Other surveys are even more negative. A Suffolk University/USA Today poll released Monday found that only 34% of registered voters approved, compared to 49% who disagreed. Worse for Biden: When asked if he was a strong leader, only 32% said yes, while 63% said no.
And in a Quinnipiac University poll released Monday, 57% of Americans said the administration hadn’t been tough enough on Russia, with just 29% saying Biden was about right.
All this to say: not only is the war in Ukraine a humanitarian tragedy, but it is not a political gift to Biden.
“We might see some sort of modest rallying of public opinion, but that would mostly be the result of Democratic voters coming back into the fold,” said Alan Abramowitz, a political scientist at Emory University. “I don’t think we’ll see much of an increase in support for Biden among Republican voters. The country is simply too deeply polarized.
What to read
In Texas primary, anti-lockdown protester fails
Shelley Luther, a Dallas salon owner who was jailed in 2020 for violating lockdown orders, lost a Texas House primary on Tuesday, showing that even within the Republican base there are limits to power of Covid policy.

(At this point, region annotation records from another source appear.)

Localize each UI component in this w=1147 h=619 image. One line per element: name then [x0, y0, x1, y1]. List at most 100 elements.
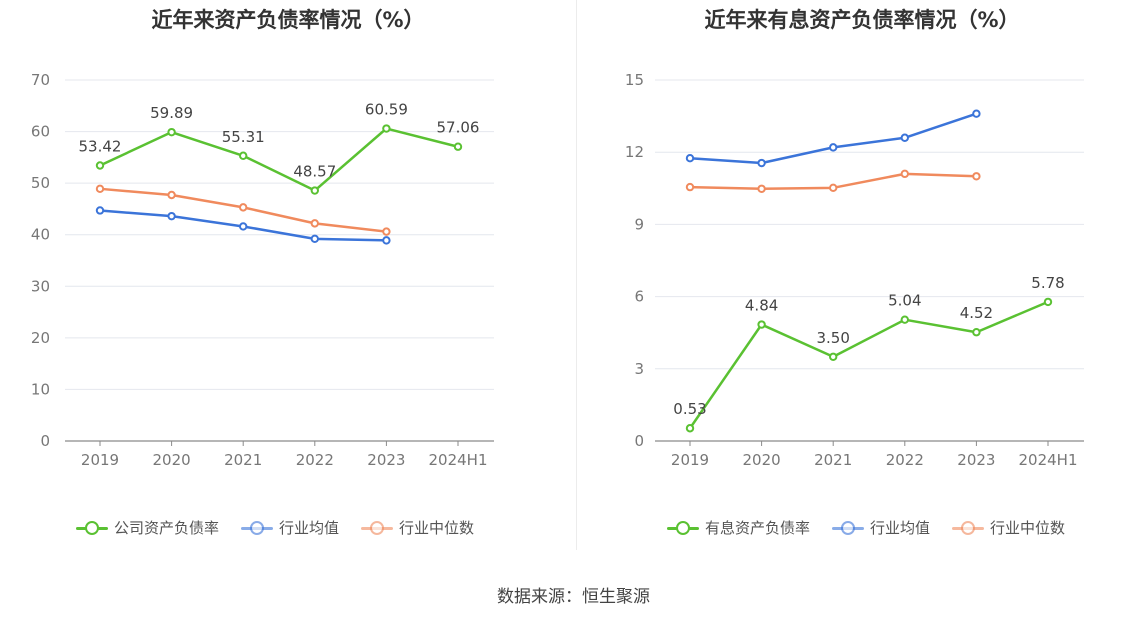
y-tick-label: 20: [31, 329, 50, 347]
y-tick-label: 70: [31, 71, 50, 89]
legend-label: 行业均值: [870, 519, 931, 537]
data-point[interactable]: [239, 203, 248, 212]
data-label: 59.89: [150, 104, 193, 122]
data-point[interactable]: [685, 154, 695, 163]
legend-line-marker-icon: [667, 520, 699, 535]
x-tick-label: 2022: [296, 451, 334, 469]
y-tick-label: 10: [31, 380, 50, 398]
data-point[interactable]: [95, 161, 105, 170]
y-tick-label: 0: [634, 432, 644, 450]
chart-panel-interest-debt-ratio: 近年来有息资产负债率情况（%） 0 3 6 9 12 15 2019 2020 2021 2022…: [577, 0, 1147, 550]
x-tick-label: 2021: [814, 451, 852, 469]
legend-line-marker-icon: [832, 520, 865, 535]
x-tick-label: 2020: [153, 451, 191, 469]
data-point[interactable]: [239, 222, 248, 231]
data-label: 4.84: [745, 297, 778, 315]
y-tick-label: 0: [40, 432, 50, 450]
chart-legend: 公司资产负债率 行业均值 行业中位数: [76, 517, 474, 538]
data-point[interactable]: [972, 172, 981, 181]
y-tick-label: 12: [625, 143, 644, 161]
data-label: 5.78: [1031, 274, 1064, 292]
legend-label: 有息资产负债率: [705, 519, 811, 537]
line-chart-debt-ratio: 0 10 20 30 40 50 60 70 2019 2020 2021 2022 2023 2024H…: [31, 71, 494, 469]
legend-item[interactable]: 行业均值: [241, 517, 339, 538]
legend-line-marker-icon: [76, 520, 108, 535]
series-line: [99, 127, 459, 192]
data-point[interactable]: [310, 186, 319, 195]
data-point[interactable]: [95, 206, 105, 215]
y-tick-label: 60: [31, 123, 50, 141]
x-tick-label: 2019: [671, 451, 709, 469]
x-tick-label: 2024H1: [1019, 451, 1078, 469]
chart-title: 近年来有息资产负债率情况（%）: [704, 8, 1020, 32]
data-point[interactable]: [757, 320, 766, 329]
chart-panel-debt-ratio: 近年来资产负债率情况（%） 0 10 20 30 40 50 60 70 2019 2020 202…: [0, 0, 576, 550]
data-label: 48.57: [293, 163, 336, 181]
panel-divider: [576, 0, 577, 550]
legend-label: 行业均值: [279, 519, 340, 537]
legend-label: 行业中位数: [399, 519, 475, 537]
data-point[interactable]: [310, 234, 319, 244]
line-chart-interest-debt-ratio: 0 3 6 9 12 15 2019 2020 2021 2022 2023 2024H1 0.53 4.…: [625, 71, 1084, 469]
legend-item[interactable]: 行业中位数: [952, 517, 1065, 538]
data-point[interactable]: [972, 328, 981, 337]
series-line: [689, 112, 977, 165]
series-line: [688, 300, 1049, 429]
chart-title: 近年来资产负债率情况（%）: [151, 8, 425, 32]
data-point[interactable]: [829, 143, 838, 152]
data-label: 4.52: [960, 304, 993, 322]
data-point[interactable]: [757, 158, 766, 168]
data-point[interactable]: [453, 142, 463, 151]
x-tick-label: 2020: [743, 451, 781, 469]
legend-label: 行业中位数: [990, 519, 1066, 537]
data-point[interactable]: [685, 182, 695, 192]
data-label: 3.50: [816, 329, 849, 347]
data-label: 53.42: [79, 138, 122, 156]
data-point[interactable]: [972, 109, 981, 118]
legend-line-marker-icon: [952, 520, 985, 535]
chart-legend: 有息资产负债率 行业均值 行业中位数: [667, 517, 1065, 538]
legend-line-marker-icon: [361, 520, 394, 535]
data-point[interactable]: [167, 211, 176, 221]
data-label: 57.06: [437, 119, 480, 137]
x-tick-label: 2023: [367, 451, 405, 469]
data-source-caption: 数据来源：恒生聚源: [497, 587, 650, 607]
data-label: 55.31: [222, 128, 265, 146]
y-tick-label: 30: [31, 277, 50, 295]
data-label: 0.53: [673, 400, 706, 418]
data-point[interactable]: [757, 184, 766, 193]
y-tick-label: 9: [634, 215, 644, 233]
data-label: 60.59: [365, 101, 408, 119]
data-point[interactable]: [167, 190, 176, 200]
data-point[interactable]: [829, 352, 838, 361]
y-tick-label: 40: [31, 226, 50, 244]
data-point[interactable]: [95, 184, 105, 194]
x-tick-label: 2022: [886, 451, 924, 469]
legend-item[interactable]: 公司资产负债率: [76, 517, 219, 538]
legend-item[interactable]: 行业均值: [832, 517, 930, 538]
data-label: 5.04: [888, 292, 921, 310]
data-point[interactable]: [1043, 297, 1053, 307]
legend-label: 公司资产负债率: [114, 519, 220, 537]
data-point[interactable]: [382, 236, 391, 245]
data-point[interactable]: [310, 219, 319, 228]
x-tick-label: 2024H1: [429, 451, 488, 469]
data-point[interactable]: [829, 183, 838, 193]
x-tick-label: 2021: [224, 451, 262, 469]
legend-item[interactable]: 行业中位数: [361, 517, 474, 538]
y-tick-label: 3: [634, 360, 644, 378]
legend-item[interactable]: 有息资产负债率: [667, 517, 810, 538]
data-point[interactable]: [239, 151, 248, 160]
x-tick-label: 2023: [957, 451, 995, 469]
y-tick-label: 15: [625, 71, 644, 89]
data-point[interactable]: [900, 315, 909, 324]
data-point[interactable]: [900, 133, 909, 142]
data-point[interactable]: [167, 127, 176, 137]
data-point[interactable]: [900, 169, 909, 179]
data-point[interactable]: [382, 124, 391, 133]
y-tick-label: 6: [634, 288, 644, 306]
data-point[interactable]: [685, 424, 695, 433]
legend-line-marker-icon: [241, 520, 274, 535]
data-point[interactable]: [382, 227, 391, 236]
y-tick-label: 50: [31, 174, 50, 192]
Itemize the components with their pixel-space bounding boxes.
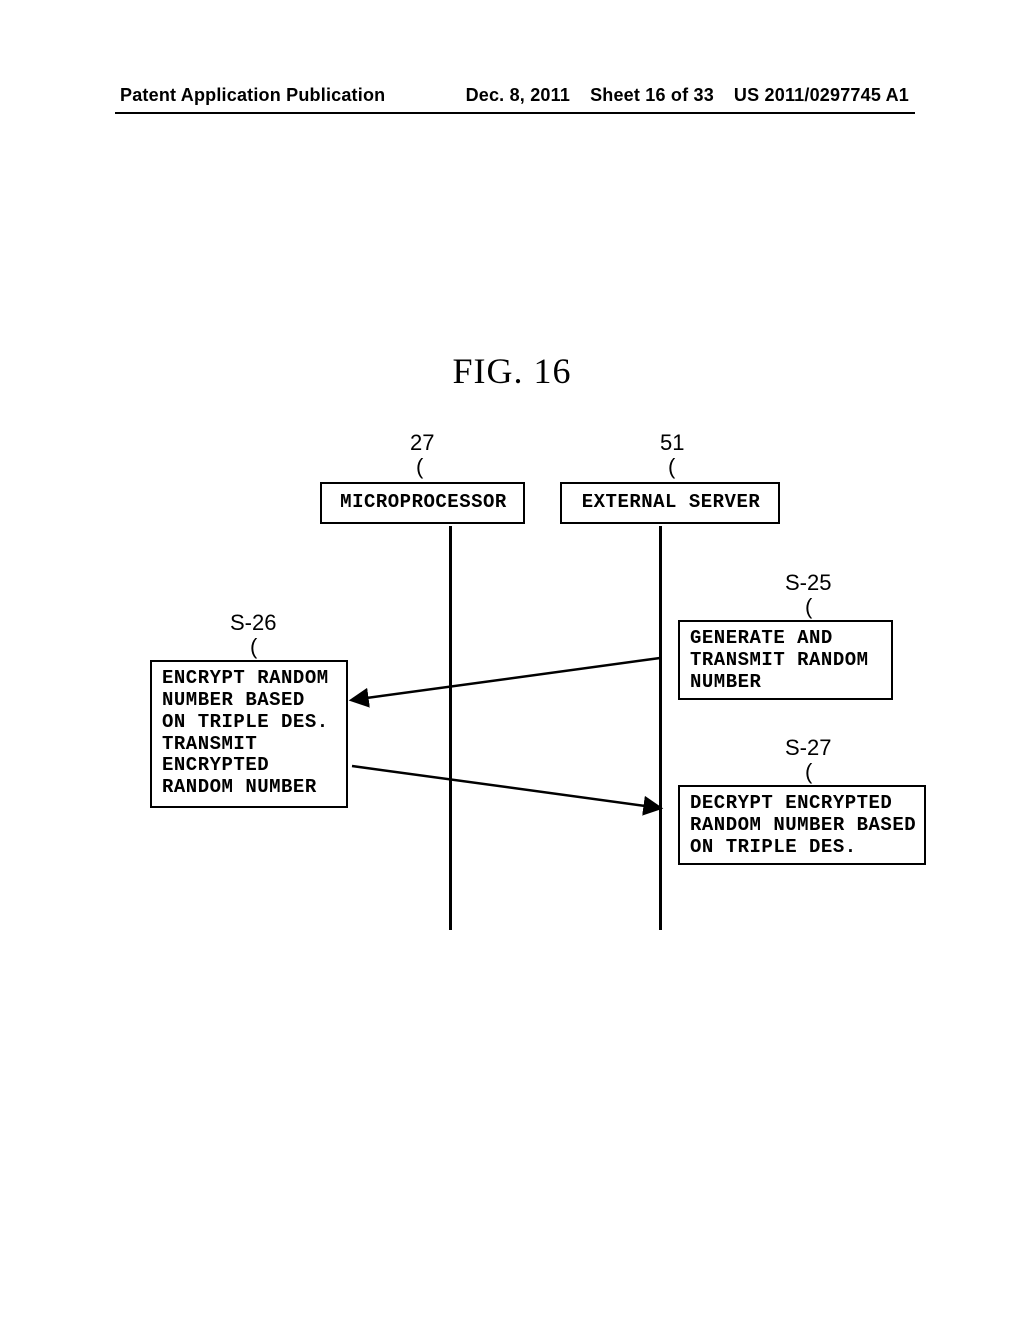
page-header: Patent Application Publication Dec. 8, 2… xyxy=(0,85,1024,106)
header-date: Dec. 8, 2011 xyxy=(466,85,571,106)
figure-title: FIG. 16 xyxy=(0,350,1024,392)
header-sheet: Sheet 16 of 33 xyxy=(590,85,714,106)
arrow-s25-to-s26 xyxy=(352,658,660,700)
header-pubno: US 2011/0297745 A1 xyxy=(734,85,909,106)
header-left: Patent Application Publication xyxy=(120,85,385,106)
sequence-diagram: 27 ( 51 ( MICROPROCESSOR EXTERNAL SERVER… xyxy=(120,430,910,950)
arrow-s26-to-s27 xyxy=(352,766,660,808)
message-arrows xyxy=(120,430,910,950)
header-rule xyxy=(115,112,915,114)
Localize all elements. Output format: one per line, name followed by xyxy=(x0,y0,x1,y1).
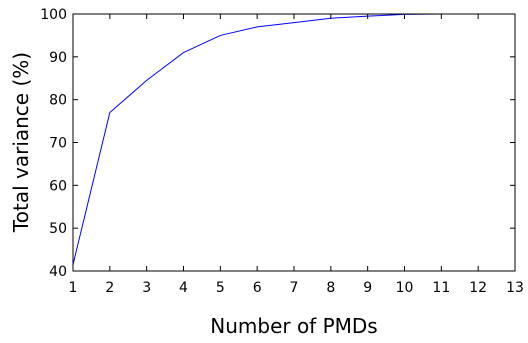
x-tick-label: 9 xyxy=(363,280,372,296)
plot-frame xyxy=(72,13,516,272)
y-tick-label: 60 xyxy=(49,178,67,194)
x-tick-label: 11 xyxy=(432,280,450,296)
plot-area xyxy=(73,14,515,271)
y-tick-label: 100 xyxy=(40,7,67,23)
y-axis-title: Total variance (%) xyxy=(9,52,33,233)
x-tick-label: 4 xyxy=(179,280,188,296)
x-tick-label: 12 xyxy=(469,280,487,296)
y-tick-label: 80 xyxy=(49,93,67,109)
x-tick-label: 8 xyxy=(326,280,335,296)
x-tick-label: 2 xyxy=(105,280,114,296)
x-tick-label: 3 xyxy=(142,280,151,296)
y-tick-label: 40 xyxy=(49,264,67,280)
x-tick-label: 5 xyxy=(216,280,225,296)
x-axis-title: Number of PMDs xyxy=(210,314,377,338)
x-tick-label: 10 xyxy=(396,280,414,296)
y-tick-label: 90 xyxy=(49,50,67,66)
y-tick-label: 70 xyxy=(49,136,67,152)
x-tick-label: 7 xyxy=(290,280,299,296)
x-tick-label: 6 xyxy=(253,280,262,296)
y-tick-label: 50 xyxy=(49,221,67,237)
x-tick-label: 13 xyxy=(506,280,524,296)
x-tick-label: 1 xyxy=(69,280,78,296)
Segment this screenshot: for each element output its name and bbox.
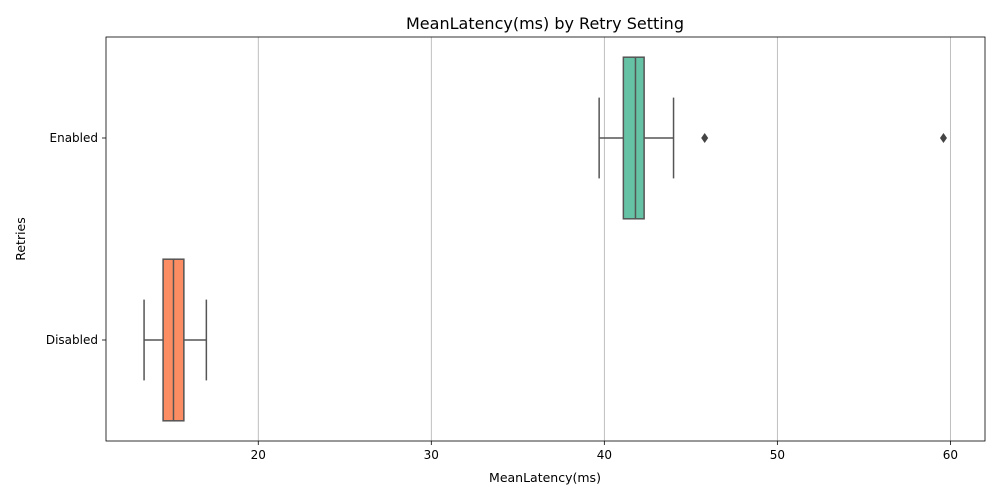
grid-lines xyxy=(257,37,951,441)
x-tick-label: 30 xyxy=(424,448,439,462)
y-axis-label: Retries xyxy=(13,217,28,261)
x-tick-label: 40 xyxy=(597,448,612,462)
plot-frame xyxy=(105,36,986,442)
box-iqr xyxy=(622,56,645,220)
y-tick-label: Disabled xyxy=(46,333,98,347)
boxes-layer xyxy=(143,56,947,422)
y-axis-ticks: Enabled Disabled xyxy=(46,131,106,347)
box-disabled xyxy=(143,258,208,422)
outlier-point xyxy=(939,133,947,143)
chart-title: MeanLatency(ms) by Retry Setting xyxy=(406,14,684,33)
x-tick-label: 20 xyxy=(251,448,266,462)
y-tick-label: Enabled xyxy=(50,131,99,145)
x-tick-label: 50 xyxy=(770,448,785,462)
box-enabled xyxy=(598,56,947,220)
outlier-point xyxy=(701,133,709,143)
x-axis-ticks: 20 30 40 50 60 xyxy=(251,441,958,462)
x-tick-label: 60 xyxy=(943,448,958,462)
x-axis-label: MeanLatency(ms) xyxy=(489,470,601,485)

Luther came to national attention in the spring of 2020, when she was jailed for contempt of court after reopening her hair salon in defiance of Gov. Greg Abbott’s order to close non-essential businesses. Armed protesters gathered outside the salon in his defense, and national figures like Sarah Palin voiced their support. Just two days into her seven-day sentence, she was released, thanks to Abbott himself, who retroactively revised his lockdown orders to eliminate jail time as punishment for non-compliance.
With nearly all the votes counted, Luther won 41% of the vote in his race against Rep. Reggie Smith, according to The Associated Press. Smith has held the seat since 2019.
At a recent candidates’ forum, Luther said she wants to shift the range of politically acceptable opinions on the right, just as officials like Rep. Alexandria Ocasio-Cortez have done on the left. She called Abbott a “bully”.
Abbott easily won his nomination, despite several opponents from the right.